At install time Build.rakumod reads BINARY_TAG, fetches the matching tarball from microsoft/onnxruntime's GitHub Releases, verifies SHA256 against resources/checksums.txt, and stages the libs under $XDG_DATA_HOME/ONNX-Native/E<lt>tagE<gt>/.
macOS
CoreML EP is baked into Microsoft's macOS prebuilts since ORT 1.16 — pass :providers<coreml cpu> to Session.new to use it. On Apple Silicon the Neural Engine handles most common ops; falls back to CPU for the rest.
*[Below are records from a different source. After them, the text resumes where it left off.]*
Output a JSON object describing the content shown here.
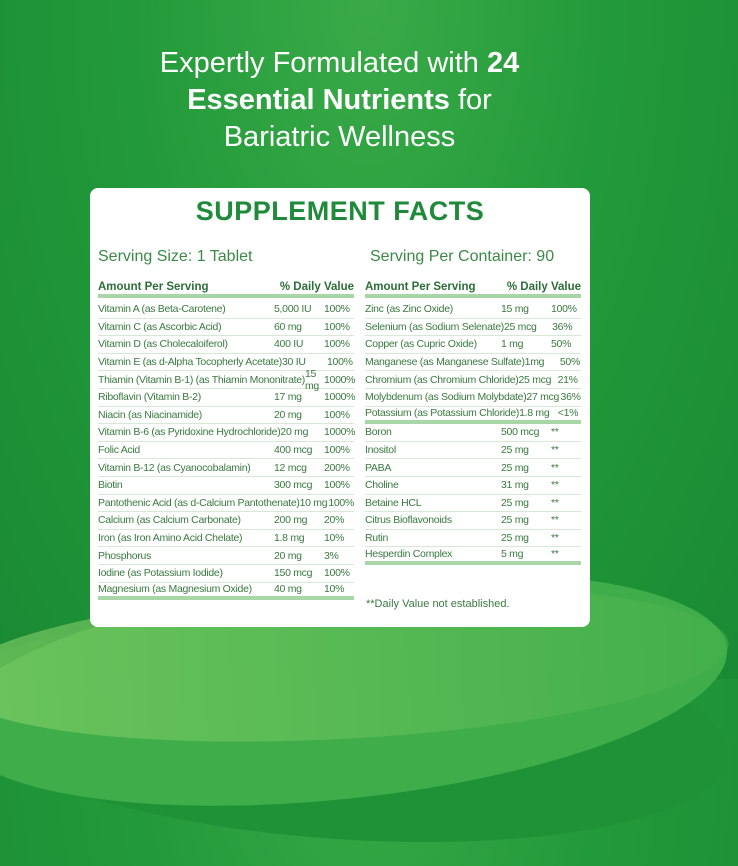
{
  "headline": {
    "line1": "Expertly Formulated with ",
    "line1_bold": "24",
    "line2_bold": "Essential Nutrients",
    "line2": " for",
    "line3": "Bariatric Wellness"
  },
  "panel": {
    "title": "SUPPLEMENT FACTS",
    "serving_size": "Serving Size: 1 Tablet",
    "servings_per_container": "Serving Per Container: 90",
    "col_amount": "Amount Per Serving",
    "col_dv": "% Daily Value",
    "left": [
      [
        "Vitamin A (as  Beta-Carotene)",
        "5,000 IU",
        "100%"
      ],
      [
        "Vitamin C (as Ascorbic Acid)",
        "60 mg",
        "100%"
      ],
      [
        "Vitamin D (as Cholecaloiferol)",
        "400 IU",
        "100%"
      ],
      [
        "Vitamin E (as d-Alpha Tocopherly Acetate)",
        "30 IU",
        "100%"
      ],
      [
        "Thiamin (Vitamin B-1) (as Thiamin Mononitrate)",
        "15 mg",
        "1000%"
      ],
      [
        "Riboflavin (Vitamin B-2)",
        "17 mg",
        "1000%"
      ],
      [
        "Niacin (as Niacinamide)",
        "20 mg",
        "100%"
      ],
      [
        "Vitamin B-6 (as Pyridoxine Hydrochloride)",
        "20 mg",
        "1000%"
      ],
      [
        "Folic Acid",
        "400 mcg",
        "100%"
      ],
      [
        "Vitamin B-12 (as Cyanocobalamin)",
        "12 mcg",
        "200%"
      ],
      [
        "Biotin",
        "300 mcg",
        "100%"
      ],
      [
        "Pantothenic Acid (as d-Calcium Pantothenate)",
        "10 mg",
        "100%"
      ],
      [
        "Calcium (as Calcium Carbonate)",
        "200 mg",
        "20%"
      ],
      [
        "Iron (as Iron Amino Acid Chelate)",
        "1.8 mg",
        "10%"
      ],
      [
        "Phosphorus",
        "20 mg",
        "3%"
      ],
      [
        "Iodine (as Potassium Iodide)",
        "150 mcg",
        "100%"
      ],
      [
        "Magnesium (as Magnesium Oxide)",
        "40 mg",
        "10%"
      ]
    ],
    "right": [
      [
        "Zinc (as Zinc Oxide)",
        "15 mg",
        "100%"
      ],
      [
        "Selenium (as Sodium Selenate)",
        "25 mcg",
        "36%"
      ],
      [
        "Copper (as Cupric Oxide)",
        "1 mg",
        "50%"
      ],
      [
        "Manganese (as Manganese Sulfate)",
        "1mg",
        "50%"
      ],
      [
        "Chromium (as Chromium Chloride)",
        "25 mcg",
        "21%"
      ],
      [
        "Molybdenum (as Sodium Molybdate)",
        "27 mcg",
        "36%"
      ],
      [
        "Potassium (as Potassium Chloride)",
        "1.8 mg",
        "<1%"
      ]
    ],
    "right2": [
      [
        "Boron",
        "500 mcg",
        "**"
      ],
      [
        "Inositol",
        "25 mg",
        "**"
      ],
      [
        "PABA",
        "25 mg",
        "**"
      ],
      [
        "Choline",
        "31 mg",
        "**"
      ],
      [
        "Betaine HCL",
        "25 mg",
        "**"
      ],
      [
        "Citrus Bioflavonoids",
        "25 mg",
        "**"
      ],
      [
        "Rutin",
        "25 mg",
        "**"
      ],
      [
        "Hesperdin Complex",
        "5 mg",
        "**"
      ]
    ],
    "footnote": "**Daily Value not established."
  }
}
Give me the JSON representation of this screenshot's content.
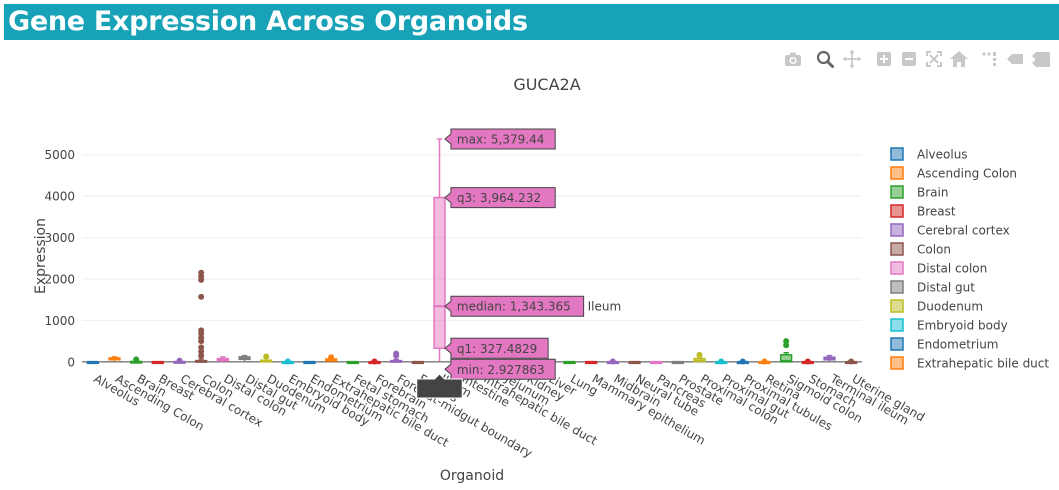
{
  "header": {
    "title": "Gene Expression Across Organoids"
  },
  "modebar": {
    "buttons": [
      "camera-icon",
      "zoom-icon",
      "pan-icon",
      "zoom-in-icon",
      "zoom-out-icon",
      "autoscale-icon",
      "reset-axes-icon",
      "spike-lines-icon",
      "hover-closest-icon",
      "hover-compare-icon"
    ]
  },
  "colors": {
    "header_bg": "#17a2b8",
    "highlight": "#e377c2"
  },
  "chart_data": {
    "type": "box",
    "title": "GUCA2A",
    "xlabel": "Organoid",
    "ylabel": "Expression",
    "ylim": [
      -100,
      5500
    ],
    "yticks": [
      0,
      1000,
      2000,
      3000,
      4000,
      5000
    ],
    "ytick_labels": [
      "0",
      "1000",
      "2000",
      "3000",
      "4000",
      "5000"
    ],
    "grid": true,
    "legend_position": "right",
    "categories": [
      "Alveolus",
      "Ascending Colon",
      "Brain",
      "Breast",
      "Cerebral cortex",
      "Colon",
      "Distal colon",
      "Distal gut",
      "Duodenum",
      "Embryoid body",
      "Endometrium",
      "Extrahepatic bile duct",
      "Fetal stomach",
      "Forebrain",
      "Foregut-midgut boundary",
      "Fundus",
      "Ileum",
      "Intestine",
      "Intrahepatic bile duct",
      "Jejunum",
      "Kidney",
      "Liver",
      "Lung",
      "Mammary epithelium",
      "Midbrain",
      "Neural tube",
      "Pancreas",
      "Prostate",
      "Proximal colon",
      "Proximal gut",
      "Proximal tubules",
      "Retina",
      "Sigmoid colon",
      "Stomach",
      "Terminal ileum",
      "Uterine gland"
    ],
    "colors": [
      "#1f77b4",
      "#ff7f0e",
      "#2ca02c",
      "#d62728",
      "#9467bd",
      "#8c564b",
      "#e377c2",
      "#7f7f7f",
      "#bcbd22",
      "#17becf",
      "#1f77b4",
      "#ff7f0e",
      "#2ca02c",
      "#d62728",
      "#9467bd",
      "#8c564b",
      "#e377c2",
      "#7f7f7f",
      "#bcbd22",
      "#17becf",
      "#1f77b4",
      "#ff7f0e",
      "#2ca02c",
      "#d62728",
      "#9467bd",
      "#8c564b",
      "#e377c2",
      "#7f7f7f",
      "#bcbd22",
      "#17becf",
      "#1f77b4",
      "#ff7f0e",
      "#2ca02c",
      "#d62728",
      "#9467bd",
      "#8c564b"
    ],
    "boxes": [
      {
        "min": 0,
        "q1": 0,
        "median": 0,
        "q3": 0,
        "max": 0,
        "outliers": []
      },
      {
        "min": 20,
        "q1": 50,
        "median": 70,
        "q3": 95,
        "max": 120,
        "outliers": []
      },
      {
        "min": 0,
        "q1": 0,
        "median": 0,
        "q3": 10,
        "max": 40,
        "outliers": [
          60
        ]
      },
      {
        "min": 0,
        "q1": 0,
        "median": 0,
        "q3": 0,
        "max": 0,
        "outliers": []
      },
      {
        "min": 0,
        "q1": 0,
        "median": 0,
        "q3": 5,
        "max": 15,
        "outliers": [
          30
        ]
      },
      {
        "min": 0,
        "q1": 0,
        "median": 5,
        "q3": 30,
        "max": 70,
        "outliers": [
          150,
          250,
          350,
          500,
          580,
          680,
          760,
          1570,
          1980,
          2060,
          2150
        ]
      },
      {
        "min": 0,
        "q1": 20,
        "median": 50,
        "q3": 80,
        "max": 120,
        "outliers": []
      },
      {
        "min": 20,
        "q1": 60,
        "median": 90,
        "q3": 120,
        "max": 150,
        "outliers": []
      },
      {
        "min": 0,
        "q1": 0,
        "median": 10,
        "q3": 40,
        "max": 100,
        "outliers": [
          130
        ]
      },
      {
        "min": 0,
        "q1": 0,
        "median": 0,
        "q3": 0,
        "max": 0,
        "outliers": [
          10
        ]
      },
      {
        "min": 0,
        "q1": 0,
        "median": 0,
        "q3": 0,
        "max": 0,
        "outliers": []
      },
      {
        "min": 0,
        "q1": 20,
        "median": 50,
        "q3": 70,
        "max": 90,
        "outliers": [
          110
        ]
      },
      {
        "min": 0,
        "q1": 0,
        "median": 0,
        "q3": 0,
        "max": 0,
        "outliers": []
      },
      {
        "min": 0,
        "q1": 0,
        "median": 0,
        "q3": 0,
        "max": 0,
        "outliers": [
          10
        ]
      },
      {
        "min": 0,
        "q1": 0,
        "median": 10,
        "q3": 30,
        "max": 60,
        "outliers": [
          150,
          200
        ]
      },
      {
        "min": 0,
        "q1": 0,
        "median": 0,
        "q3": 0,
        "max": 0,
        "outliers": []
      },
      {
        "min": 2.927863,
        "q1": 327.4829,
        "median": 1343.365,
        "q3": 3964.232,
        "max": 5379.44,
        "outliers": []
      },
      {
        "min": 0,
        "q1": 0,
        "median": 0,
        "q3": 0,
        "max": 0,
        "outliers": []
      },
      {
        "min": 0,
        "q1": 0,
        "median": 0,
        "q3": 0,
        "max": 0,
        "outliers": []
      },
      {
        "min": 0,
        "q1": 0,
        "median": 0,
        "q3": 0,
        "max": 0,
        "outliers": []
      },
      {
        "min": 0,
        "q1": 0,
        "median": 0,
        "q3": 0,
        "max": 0,
        "outliers": []
      },
      {
        "min": 0,
        "q1": 0,
        "median": 0,
        "q3": 0,
        "max": 0,
        "outliers": [
          10
        ]
      },
      {
        "min": 0,
        "q1": 0,
        "median": 0,
        "q3": 0,
        "max": 0,
        "outliers": []
      },
      {
        "min": 0,
        "q1": 0,
        "median": 0,
        "q3": 0,
        "max": 0,
        "outliers": []
      },
      {
        "min": 0,
        "q1": 0,
        "median": 0,
        "q3": 0,
        "max": 0,
        "outliers": [
          10
        ]
      },
      {
        "min": 0,
        "q1": 0,
        "median": 0,
        "q3": 0,
        "max": 0,
        "outliers": []
      },
      {
        "min": 0,
        "q1": 0,
        "median": 0,
        "q3": 0,
        "max": 0,
        "outliers": []
      },
      {
        "min": 0,
        "q1": 0,
        "median": 0,
        "q3": 0,
        "max": 0,
        "outliers": []
      },
      {
        "min": 0,
        "q1": 10,
        "median": 30,
        "q3": 80,
        "max": 120,
        "outliers": [
          170
        ]
      },
      {
        "min": 0,
        "q1": 0,
        "median": 0,
        "q3": 0,
        "max": 0,
        "outliers": [
          10
        ]
      },
      {
        "min": 0,
        "q1": 0,
        "median": 0,
        "q3": 0,
        "max": 0,
        "outliers": [
          10
        ]
      },
      {
        "min": 0,
        "q1": 0,
        "median": 0,
        "q3": 0,
        "max": 0,
        "outliers": [
          10
        ]
      },
      {
        "min": 0,
        "q1": 0,
        "median": 20,
        "q3": 170,
        "max": 220,
        "outliers": [
          400,
          500
        ]
      },
      {
        "min": 0,
        "q1": 0,
        "median": 0,
        "q3": 0,
        "max": 0,
        "outliers": [
          10
        ]
      },
      {
        "min": 20,
        "q1": 50,
        "median": 80,
        "q3": 110,
        "max": 150,
        "outliers": []
      },
      {
        "min": 0,
        "q1": 0,
        "median": 0,
        "q3": 0,
        "max": 0,
        "outliers": [
          10
        ]
      }
    ],
    "legend_entries": [
      "Alveolus",
      "Ascending Colon",
      "Brain",
      "Breast",
      "Cerebral cortex",
      "Colon",
      "Distal colon",
      "Distal gut",
      "Duodenum",
      "Embryoid body",
      "Endometrium",
      "Extrahepatic bile duct"
    ],
    "hover": {
      "category": "Ileum",
      "trace_label": "Ileum",
      "labels": {
        "max": "max: 5,379.44",
        "q3": "q3: 3,964.232",
        "median": "median: 1,343.365",
        "q1": "q1: 327.4829",
        "min": "min: 2.927863"
      }
    }
  }
}
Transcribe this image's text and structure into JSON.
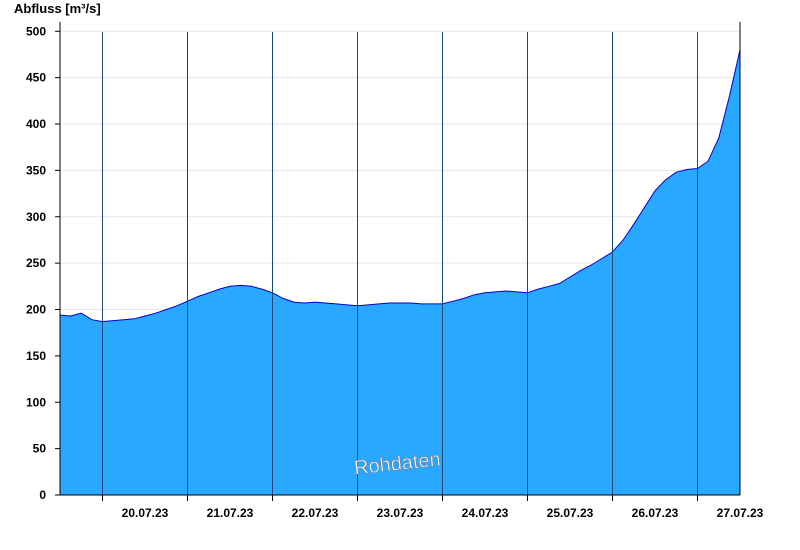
{
  "chart_data": {
    "type": "area",
    "ylabel": "Abfluss [m³/s]",
    "xlabel": "",
    "ylim": [
      0,
      510
    ],
    "yticks": [
      0,
      50,
      100,
      150,
      200,
      250,
      300,
      350,
      400,
      450,
      500
    ],
    "x_start": "19.07.23 12:00",
    "x_end": "27.07.23 12:00",
    "day_ticks": [
      "20.07.23",
      "21.07.23",
      "22.07.23",
      "23.07.23",
      "24.07.23",
      "25.07.23",
      "26.07.23",
      "27.07.23"
    ],
    "grid": {
      "horizontal": true,
      "day_separators": true
    },
    "colors": {
      "fill": "#29a8ff",
      "line": "#0000cc",
      "separator": "#1a4a7a",
      "grid": "#e6e6e6"
    },
    "annotation": "Rohdaten",
    "series": [
      {
        "x": [
          "19.07.23 12:00",
          "19.07.23 15:00",
          "19.07.23 18:00",
          "19.07.23 21:00",
          "20.07.23 00:00",
          "20.07.23 03:00",
          "20.07.23 06:00",
          "20.07.23 09:00",
          "20.07.23 12:00",
          "20.07.23 15:00",
          "20.07.23 18:00",
          "20.07.23 21:00",
          "21.07.23 00:00",
          "21.07.23 03:00",
          "21.07.23 06:00",
          "21.07.23 09:00",
          "21.07.23 12:00",
          "21.07.23 15:00",
          "21.07.23 18:00",
          "21.07.23 21:00",
          "22.07.23 00:00",
          "22.07.23 03:00",
          "22.07.23 06:00",
          "22.07.23 09:00",
          "22.07.23 12:00",
          "22.07.23 15:00",
          "22.07.23 18:00",
          "22.07.23 21:00",
          "23.07.23 00:00",
          "23.07.23 03:00",
          "23.07.23 06:00",
          "23.07.23 09:00",
          "23.07.23 12:00",
          "23.07.23 15:00",
          "23.07.23 18:00",
          "23.07.23 21:00",
          "24.07.23 00:00",
          "24.07.23 03:00",
          "24.07.23 06:00",
          "24.07.23 09:00",
          "24.07.23 12:00",
          "24.07.23 15:00",
          "24.07.23 18:00",
          "24.07.23 21:00",
          "25.07.23 00:00",
          "25.07.23 03:00",
          "25.07.23 06:00",
          "25.07.23 09:00",
          "25.07.23 12:00",
          "25.07.23 15:00",
          "25.07.23 18:00",
          "25.07.23 21:00",
          "26.07.23 00:00",
          "26.07.23 03:00",
          "26.07.23 06:00",
          "26.07.23 09:00",
          "26.07.23 12:00",
          "26.07.23 15:00",
          "26.07.23 18:00",
          "26.07.23 21:00",
          "27.07.23 00:00",
          "27.07.23 03:00",
          "27.07.23 06:00",
          "27.07.23 09:00",
          "27.07.23 12:00"
        ],
        "values": [
          194,
          193,
          196,
          189,
          187,
          188,
          189,
          190,
          193,
          196,
          200,
          204,
          209,
          214,
          218,
          222,
          225,
          226,
          225,
          222,
          218,
          212,
          208,
          207,
          208,
          207,
          206,
          205,
          204,
          205,
          206,
          207,
          207,
          207,
          206,
          206,
          206,
          209,
          212,
          216,
          218,
          219,
          220,
          219,
          218,
          222,
          225,
          228,
          235,
          242,
          248,
          255,
          262,
          275,
          292,
          310,
          328,
          340,
          348,
          351,
          352,
          360,
          385,
          430,
          480
        ]
      }
    ]
  }
}
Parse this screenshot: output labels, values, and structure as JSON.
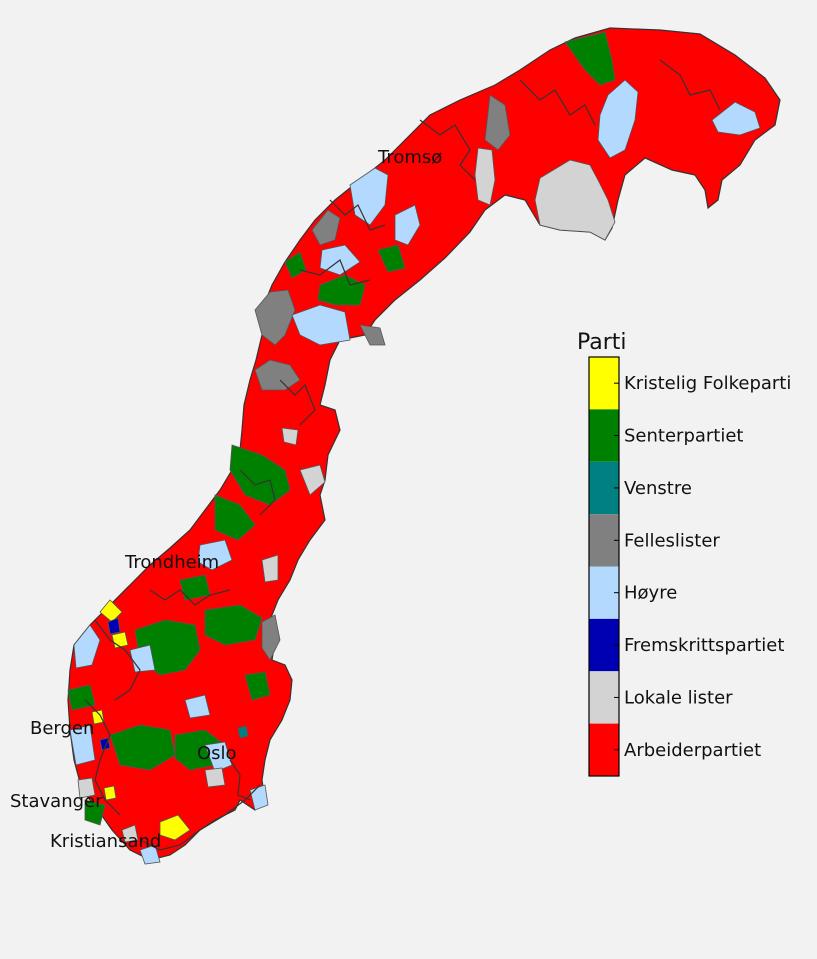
{
  "legend": {
    "title": "Parti",
    "items": [
      {
        "label": "Kristelig Folkeparti",
        "color": "#ffff00"
      },
      {
        "label": "Senterpartiet",
        "color": "#008000"
      },
      {
        "label": "Venstre",
        "color": "#008080"
      },
      {
        "label": "Felleslister",
        "color": "#808080"
      },
      {
        "label": "Høyre",
        "color": "#b3d9ff"
      },
      {
        "label": "Fremskrittspartiet",
        "color": "#0000b3"
      },
      {
        "label": "Lokale lister",
        "color": "#d3d3d3"
      },
      {
        "label": "Arbeiderpartiet",
        "color": "#ff0000"
      }
    ]
  },
  "cities": [
    {
      "name": "Tromsø"
    },
    {
      "name": "Trondheim"
    },
    {
      "name": "Bergen"
    },
    {
      "name": "Oslo"
    },
    {
      "name": "Stavanger"
    },
    {
      "name": "Kristiansand"
    }
  ],
  "colors": {
    "background": "#f2f2f2",
    "border": "#555555",
    "coast": "#333333"
  }
}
Gatekeeper may quarantine the downloaded dylib the first time it's loaded. If you hit a signing error, xattr -dr com.apple.quarantine ~/.local/share/ONNX-Native/ clears it.
Linux
Microsoft's prebuilts target glibc 2.31+ (Ubuntu 20.04). Older systems (CentOS 7, Ubuntu 18.04) trigger the system-libonnxruntime fallback — install libonnxruntime-dev from your package manager or build from source.
Apple Silicon note
If you hit a dyld[...]: Library not loaded: @rpath/libonnxruntime.* error at runtime, the shim didn't pick up the @loader_path rpath — most likely because you moved the shim out of its staged directory. Either move it back or rebuild with ONNX_NATIVE_LIB_DIR=/path/to/dir.
LIMITATIONS
See the "What's deferred" list under STATUS. Major limitations worth calling out explicitly:
No Windows support in v0.1.
CUDA path on Linux is untested in CI.
Input / output tensors are CPU-backed only. GPU tensors (CUDA-device or CoreML-device) require IO Bindings which are deferred.
Model shape introspection returns up to 16 dims; higher-rank tensors error. 16 is plenty for anything outside niche research use.
AUTHOR
COPYRIGHT AND LICENSE
Copyright 2026 Matt Doughty
This library is free software; you can redistribute it and/or modify it under the Artistic License 2.0.